“ISN’T it great that we’re up here talking about art?” said a lady sucking on a pear while sitting on the edge of a hush at the top of Teesdale.

From her vantage point, the breathtaking - if barren - majesty of the dale was laid out before her, a warm but blustery breeze blew off Mickle Fell in the distance into her face, and she sat amid little pinpricks of white flowers which spangled the soft grass in the way distant stars twinkle in the night sky.

The breeze was also tugging at what she had come to see: Hush, one of the country’s biggest ever outdoor artworks.

It is five kilometres of recyclable saffron yellow sheets strung out by artist Steve Messam on 20 or so washing lines across a 20 metre deep, V-shaped gouge in the countryside.

For an artwork entitled Hush, it makes a hell of a noise as you walked through it. It creates an exhilarating flapping, like being inside the rigging of a ship at sea – there are sails in the dales.

The sheets are rigged across Bales Hush which runs 400 metres (or 1,300ft) up the side of the dale.

The hush was made by leadminers, probably in the 18th Century. The miners would build a reservoir with turf walls at the top of the dale and release the water which would down rush at full pelt. Older historians believe the water scoured away the vegetation to expose a seam of lead ore which could then be dug out. Newer research reckons that the leadminers had already been opencasting the seam with picks and shovels, and they used the rush of water to wash away all their deads and debris, leaving the seam clean so they could continue their handworking.

Either way, hushes have left scores of scars on the sides of Teesdale. Bales Hush is believed to be one of the last where leadmining continued into the 1860s, and it is amazing to pick your way up it on a summer’s day and think of the men who filled the dale with the chink of their axes in the teeth of a winter’s gale 250 years ago.

But what relevance does any of this heritage have to today’s sea of flapping sails?
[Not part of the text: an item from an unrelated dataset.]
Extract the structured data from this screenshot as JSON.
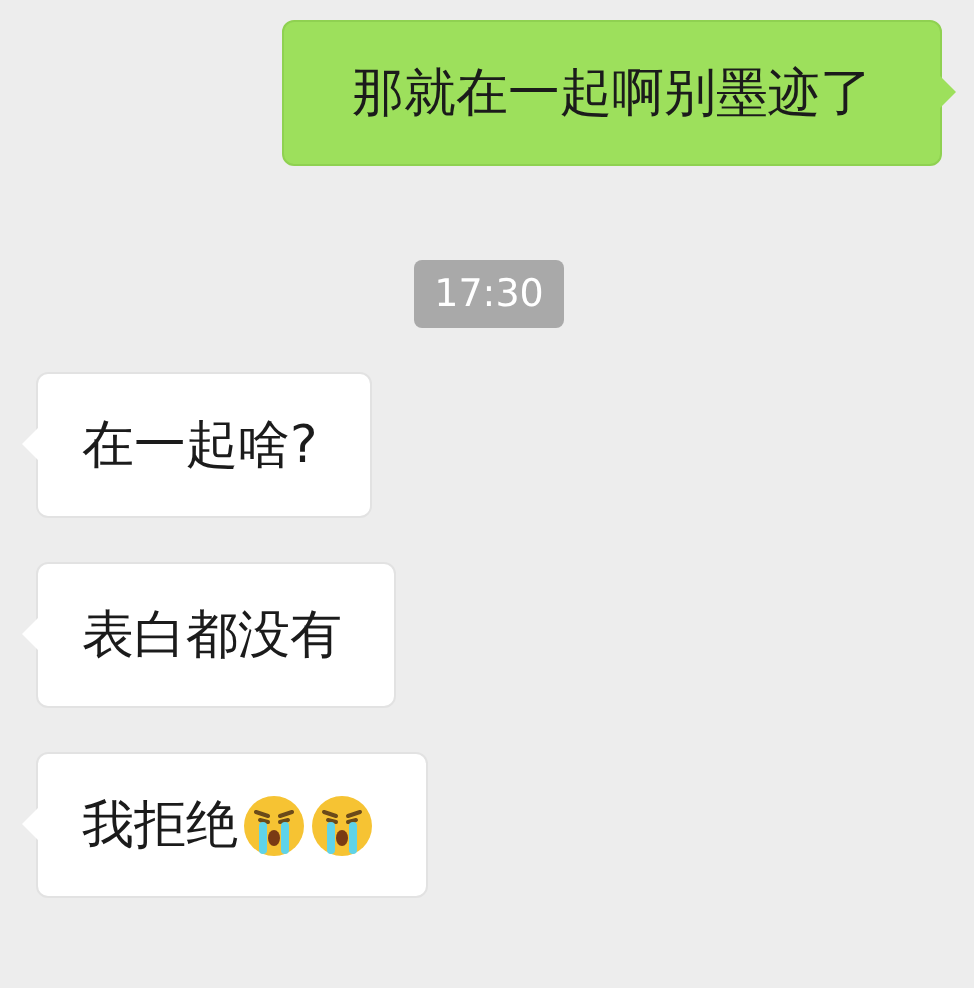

Amazingly, there’s 4G at the top of the hush, enabling me to post pictures on Twitter which were greeted with some cynicism. “Good drying weather?” asked one person; “a Buddhist’s washing line”, said another.
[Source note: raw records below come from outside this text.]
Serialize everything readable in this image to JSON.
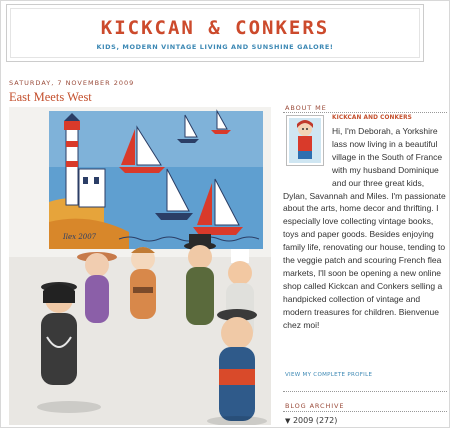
{
  "header": {
    "title": "KICKCAN & CONKERS",
    "description": "KIDS, MODERN VINTAGE LIVING AND SUNSHINE GALORE!"
  },
  "post": {
    "date": "SATURDAY, 7 NOVEMBER 2009",
    "title": "East Meets West",
    "image_signature": "Ilex 2007"
  },
  "sidebar": {
    "about_heading": "ABOUT ME",
    "profile_name": "KICKCAN AND CONKERS",
    "profile_text": "Hi, I'm Deborah, a Yorkshire lass now living in a beautiful village in the South of France with my husband Dominique and our three great kids, Dylan, Savannah and Miles. I'm passionate about the arts, home decor and thrifting. I especially love collecting vintage books, toys and paper goods. Besides enjoying family life, renovating our house, tending to the veggie patch and scouring French flea markets, I'll soon be opening a new online shop called Kickcan and Conkers selling a handpicked collection of vintage and modern treasures for children. Bienvenue chez moi!",
    "profile_link": "VIEW MY COMPLETE PROFILE",
    "archive_heading": "BLOG ARCHIVE",
    "archive": {
      "toggle": "▼",
      "year": "2009",
      "count": "(272)"
    }
  },
  "colors": {
    "title": "#cc4a2c",
    "link_blue": "#3c88b4",
    "heading_brown": "#9a4b3a"
  }
}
Others asked why the sheets were yellow when the dale is fifty shades of green, the water is peaty brown and the lead was shiny silver?

“Doesn’t the billowing of the sheets reflect the movement of the water?” asked the pear-sucking lady’s husband, in his shorts and walking boots, having come out from Darlington. “It’s much better than it being static.”

I agreed, but the billowing was bothering me. The wind was tearing in from the south-west – literally tearing, as bits of the sheets were being ripped off (let’s hope they compost quickly). It was such a regular prevailing wind that even the stinging nettles grow bent over, and it was causing all the sheets to travel to the western end of their washing lines and drape themselves on the daleside.

The sheets were blowing up the hill whereas the water, of course, would have been dashing down the hush. “The movement,” I said, “is in completely the wrong direction.”

So then, to the delight of the pear-sucking lady, we sat amid the tiny white flowers of the heath bedstraw and discussed whether this was good art. Does art have to be an accurate representation of what it depicts or is it a unique idea that gets you thinking and engaging?

As we concluded that this was “striking art” or “intriguing art”, a group of young boys deep in the hush below discovered the carcase of a sheep.

“Don’t touch it, don’t touch it,” shouted their father, but it was too late. The boys had lifted the rotten ribcage up in triumph. “Can we cut the horn off?” asked one boy. “Yeah, let’s saw the horn off,” said another.

This is the real beauty of this artwork. On Sunday, a steady stream of people snaked their way up the countryside from the Bowlees Visitor Centre to inspect and photograph it - one chap I spoke to had lived more than 60 years in Middleton-in-Teesdale four miles away and had never visited Bales Hush before.

It is intriguing enough to draw people out of their homes to interact with it, to clamber through their heritage and to explore a corner of the countryside that is usually forbidden to them. Hush is worth shouting about.

It is in situ until August 4. It is a fairly demanding 1.8-mile, one-hour long, uphill walk from Bowlees Visitor Centre, although there is a small car park next to the hush. At weekends, a minibus takes visitors from the centre to the hush – but you still have a short, steep walk to get among the sails, and for the very best views, you need to climb above the hush. We rode up in the minibus and the walk back down completed a memorable day out.